Understanding Inferential Analysis

Statisticians use hypothesis testing to formally check whether the hypothesis is accepted or rejected. Hypothesis testing is an Inferential Statistical technique used to determine whether there is enough evidence in a data sample to infer that a certain condition holds true for an entire population.

To under the characteristics of a general population, we take a random sample and analyze the properties of the sample. We test whether or not the identified conclusion represents the population accurately and finally we interpret their results. Whether or not to accept the hypothesis depends upon the percentage value that we get from the hypothesis.

To better understand this, let's look at an example.

Consider four boys, Nick, John, Bob and Harry who were caught bunking a class. They were asked to stay back at school and clean their classroom as a punishment.

So, John decided that the four of them would take turns to clean their classroom. He came up with a plan of writing each of their names on chits and putting them in a bowl. Every day they had to pick up a name from the bowl and that person must clean the class.

Now it has been three days and everybody's name has come up, except John's! Assuming that this event is completely random and free of bias, what is the probability of John not cheating?

Let's begin by calculating the probability of John not being picked for a day:

P(John not picked for a day) = 3/4 = 75%

The probability here is 75%, which is fairly high. Now, if John is not picked for three days in a row, the probability drops down to 42%

P(John not picked for 3 days) = 3/4 ×3/4× 3/4 = 0.42 (approx)

Now, let's consider a situation where John is not picked for 12 days in a row! The probability drops down to 3.2%. Thus, the probability of John cheating becomes fairly high.

P(John not picked for 12 days) = (3/4) ^12 = 0.032 <?.??

In order for statisticians to come to a conclusion, they define what is known as a threshold value. Considering the above situation, if the threshold value is set to 5%, it would indicate that, if the probability lies below 5%, then John is cheating his way out of detention.
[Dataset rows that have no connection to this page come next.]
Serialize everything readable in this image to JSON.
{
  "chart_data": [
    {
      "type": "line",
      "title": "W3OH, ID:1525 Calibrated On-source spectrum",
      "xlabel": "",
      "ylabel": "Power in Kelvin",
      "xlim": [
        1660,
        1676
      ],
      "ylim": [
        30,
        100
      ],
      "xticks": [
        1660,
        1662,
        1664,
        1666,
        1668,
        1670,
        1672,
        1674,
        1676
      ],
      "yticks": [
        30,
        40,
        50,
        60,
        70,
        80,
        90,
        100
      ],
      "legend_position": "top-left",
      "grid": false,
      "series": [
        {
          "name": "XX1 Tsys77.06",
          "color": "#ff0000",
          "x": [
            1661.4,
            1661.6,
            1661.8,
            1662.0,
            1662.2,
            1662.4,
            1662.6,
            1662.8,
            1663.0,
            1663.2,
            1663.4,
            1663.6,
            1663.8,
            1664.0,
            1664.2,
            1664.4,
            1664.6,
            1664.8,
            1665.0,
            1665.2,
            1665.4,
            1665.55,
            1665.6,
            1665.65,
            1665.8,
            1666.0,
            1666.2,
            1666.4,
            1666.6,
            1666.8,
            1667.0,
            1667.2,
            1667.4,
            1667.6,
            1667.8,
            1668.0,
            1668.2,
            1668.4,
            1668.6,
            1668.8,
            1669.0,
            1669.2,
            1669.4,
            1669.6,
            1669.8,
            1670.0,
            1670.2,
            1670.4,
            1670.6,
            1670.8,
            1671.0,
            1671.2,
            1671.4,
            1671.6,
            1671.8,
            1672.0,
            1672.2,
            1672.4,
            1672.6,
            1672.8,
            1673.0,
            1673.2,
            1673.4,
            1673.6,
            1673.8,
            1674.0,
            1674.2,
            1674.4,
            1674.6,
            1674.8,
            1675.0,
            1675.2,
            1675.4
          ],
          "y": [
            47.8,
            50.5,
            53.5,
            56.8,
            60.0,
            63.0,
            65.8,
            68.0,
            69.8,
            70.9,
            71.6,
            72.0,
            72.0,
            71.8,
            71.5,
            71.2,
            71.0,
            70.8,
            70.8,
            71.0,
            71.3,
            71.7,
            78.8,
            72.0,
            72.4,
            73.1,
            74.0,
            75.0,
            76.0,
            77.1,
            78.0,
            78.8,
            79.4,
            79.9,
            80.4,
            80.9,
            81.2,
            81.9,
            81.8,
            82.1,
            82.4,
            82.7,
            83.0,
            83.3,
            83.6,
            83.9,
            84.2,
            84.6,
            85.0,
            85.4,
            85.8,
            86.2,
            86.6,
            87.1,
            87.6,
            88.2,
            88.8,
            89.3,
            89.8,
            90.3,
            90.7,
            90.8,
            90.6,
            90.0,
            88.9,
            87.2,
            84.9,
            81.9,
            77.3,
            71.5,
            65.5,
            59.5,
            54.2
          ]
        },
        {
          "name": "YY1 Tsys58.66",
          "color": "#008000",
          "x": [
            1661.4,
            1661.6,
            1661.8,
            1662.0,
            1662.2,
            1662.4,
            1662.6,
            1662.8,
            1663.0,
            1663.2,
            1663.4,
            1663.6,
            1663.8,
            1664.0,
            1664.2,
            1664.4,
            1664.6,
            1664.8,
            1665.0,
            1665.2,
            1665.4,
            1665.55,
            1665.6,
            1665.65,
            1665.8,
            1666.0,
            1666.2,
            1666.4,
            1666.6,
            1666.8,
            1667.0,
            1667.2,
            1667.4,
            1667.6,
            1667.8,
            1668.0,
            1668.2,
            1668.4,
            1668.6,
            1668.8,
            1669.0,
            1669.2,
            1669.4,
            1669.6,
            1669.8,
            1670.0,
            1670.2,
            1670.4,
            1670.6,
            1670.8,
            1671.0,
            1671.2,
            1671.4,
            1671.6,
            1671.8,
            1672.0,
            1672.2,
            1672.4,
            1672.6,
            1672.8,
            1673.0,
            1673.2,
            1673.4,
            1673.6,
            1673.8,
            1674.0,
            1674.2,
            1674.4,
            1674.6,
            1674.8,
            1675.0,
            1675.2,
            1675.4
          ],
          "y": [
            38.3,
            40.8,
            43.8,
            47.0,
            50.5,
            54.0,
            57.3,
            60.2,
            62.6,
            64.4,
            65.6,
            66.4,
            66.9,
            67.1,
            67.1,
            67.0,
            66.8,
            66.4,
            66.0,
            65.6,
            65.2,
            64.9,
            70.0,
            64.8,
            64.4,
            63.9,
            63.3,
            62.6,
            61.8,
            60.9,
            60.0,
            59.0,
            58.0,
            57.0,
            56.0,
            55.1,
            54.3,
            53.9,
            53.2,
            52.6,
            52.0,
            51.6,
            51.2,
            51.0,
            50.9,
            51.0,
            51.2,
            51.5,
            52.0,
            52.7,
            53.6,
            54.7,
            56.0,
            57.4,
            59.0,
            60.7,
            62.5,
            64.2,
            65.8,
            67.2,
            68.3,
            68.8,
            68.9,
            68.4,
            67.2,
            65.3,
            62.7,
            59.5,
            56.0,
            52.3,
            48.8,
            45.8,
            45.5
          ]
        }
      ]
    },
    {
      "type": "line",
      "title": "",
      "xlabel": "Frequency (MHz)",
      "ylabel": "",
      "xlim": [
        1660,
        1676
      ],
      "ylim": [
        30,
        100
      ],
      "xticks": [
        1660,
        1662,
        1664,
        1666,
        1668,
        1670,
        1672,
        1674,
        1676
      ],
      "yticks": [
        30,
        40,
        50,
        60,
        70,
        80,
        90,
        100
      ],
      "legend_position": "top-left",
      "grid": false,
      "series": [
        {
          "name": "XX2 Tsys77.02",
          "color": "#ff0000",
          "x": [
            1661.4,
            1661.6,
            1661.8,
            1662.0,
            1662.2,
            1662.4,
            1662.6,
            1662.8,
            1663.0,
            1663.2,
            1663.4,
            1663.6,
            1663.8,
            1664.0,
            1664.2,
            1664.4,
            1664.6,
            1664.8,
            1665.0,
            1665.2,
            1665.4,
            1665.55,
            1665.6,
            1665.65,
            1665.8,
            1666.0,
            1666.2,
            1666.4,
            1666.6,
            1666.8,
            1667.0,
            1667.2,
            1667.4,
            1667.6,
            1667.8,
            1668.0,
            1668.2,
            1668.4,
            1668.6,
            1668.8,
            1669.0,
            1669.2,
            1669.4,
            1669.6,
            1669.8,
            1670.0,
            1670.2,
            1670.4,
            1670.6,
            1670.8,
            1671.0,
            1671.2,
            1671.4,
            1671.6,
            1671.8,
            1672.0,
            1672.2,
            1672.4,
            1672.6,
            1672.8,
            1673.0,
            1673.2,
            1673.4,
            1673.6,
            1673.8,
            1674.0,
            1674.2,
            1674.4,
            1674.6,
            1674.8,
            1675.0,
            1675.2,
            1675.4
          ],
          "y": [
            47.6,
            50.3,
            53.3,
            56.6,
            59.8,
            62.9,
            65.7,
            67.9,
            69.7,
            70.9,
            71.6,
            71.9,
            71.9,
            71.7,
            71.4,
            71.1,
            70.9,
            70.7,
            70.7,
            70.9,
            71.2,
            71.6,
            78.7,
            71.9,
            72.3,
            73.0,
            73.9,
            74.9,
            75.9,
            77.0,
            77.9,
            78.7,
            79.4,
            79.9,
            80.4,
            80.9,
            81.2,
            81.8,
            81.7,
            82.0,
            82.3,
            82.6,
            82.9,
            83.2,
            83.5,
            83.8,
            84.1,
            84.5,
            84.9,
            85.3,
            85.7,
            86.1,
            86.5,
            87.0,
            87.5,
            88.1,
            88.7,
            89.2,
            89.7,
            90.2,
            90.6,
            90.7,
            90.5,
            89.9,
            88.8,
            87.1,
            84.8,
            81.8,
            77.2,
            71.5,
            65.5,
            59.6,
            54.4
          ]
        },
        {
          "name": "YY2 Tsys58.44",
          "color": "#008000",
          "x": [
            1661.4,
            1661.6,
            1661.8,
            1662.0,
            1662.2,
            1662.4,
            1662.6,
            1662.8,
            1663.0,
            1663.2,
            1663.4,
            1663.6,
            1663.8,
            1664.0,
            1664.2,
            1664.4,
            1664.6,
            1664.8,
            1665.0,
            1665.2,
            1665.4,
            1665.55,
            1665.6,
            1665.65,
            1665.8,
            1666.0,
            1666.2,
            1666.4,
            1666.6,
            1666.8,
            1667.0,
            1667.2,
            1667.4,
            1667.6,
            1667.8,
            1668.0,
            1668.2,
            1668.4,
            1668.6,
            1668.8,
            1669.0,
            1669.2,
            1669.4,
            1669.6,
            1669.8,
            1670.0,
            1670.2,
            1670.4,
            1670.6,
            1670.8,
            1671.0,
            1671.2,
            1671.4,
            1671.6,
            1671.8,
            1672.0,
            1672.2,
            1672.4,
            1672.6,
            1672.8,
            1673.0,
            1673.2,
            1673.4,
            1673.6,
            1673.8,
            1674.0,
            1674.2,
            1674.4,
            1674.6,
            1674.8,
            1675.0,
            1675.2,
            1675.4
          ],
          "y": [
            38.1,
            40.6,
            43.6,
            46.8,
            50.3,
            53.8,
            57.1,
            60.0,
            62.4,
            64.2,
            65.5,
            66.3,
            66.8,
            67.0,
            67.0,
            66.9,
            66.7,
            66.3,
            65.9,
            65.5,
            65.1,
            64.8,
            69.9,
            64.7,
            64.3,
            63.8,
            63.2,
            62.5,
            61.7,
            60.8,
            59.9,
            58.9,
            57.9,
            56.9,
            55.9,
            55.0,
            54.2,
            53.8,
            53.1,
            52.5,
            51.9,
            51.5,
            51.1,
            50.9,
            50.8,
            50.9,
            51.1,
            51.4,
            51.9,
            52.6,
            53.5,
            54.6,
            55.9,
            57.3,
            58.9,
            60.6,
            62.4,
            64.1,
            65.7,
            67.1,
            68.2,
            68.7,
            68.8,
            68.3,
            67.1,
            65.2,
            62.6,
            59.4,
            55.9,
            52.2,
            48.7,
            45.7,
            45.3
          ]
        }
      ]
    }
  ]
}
But if the probability is above the threshold value, then John is just lucky, and his name isn't getting picked.

The probability and hypothesis testing give rise to two important concepts, namely:

  • Null Hypothesis: Result is no different from assumption.
  • Alternate Hypothesis: Result disproves the assumption.

Therefore, in our example, if the probability of an event occurring is less than 5%, then it is a biased event, hence it approves the alternate hypothesis.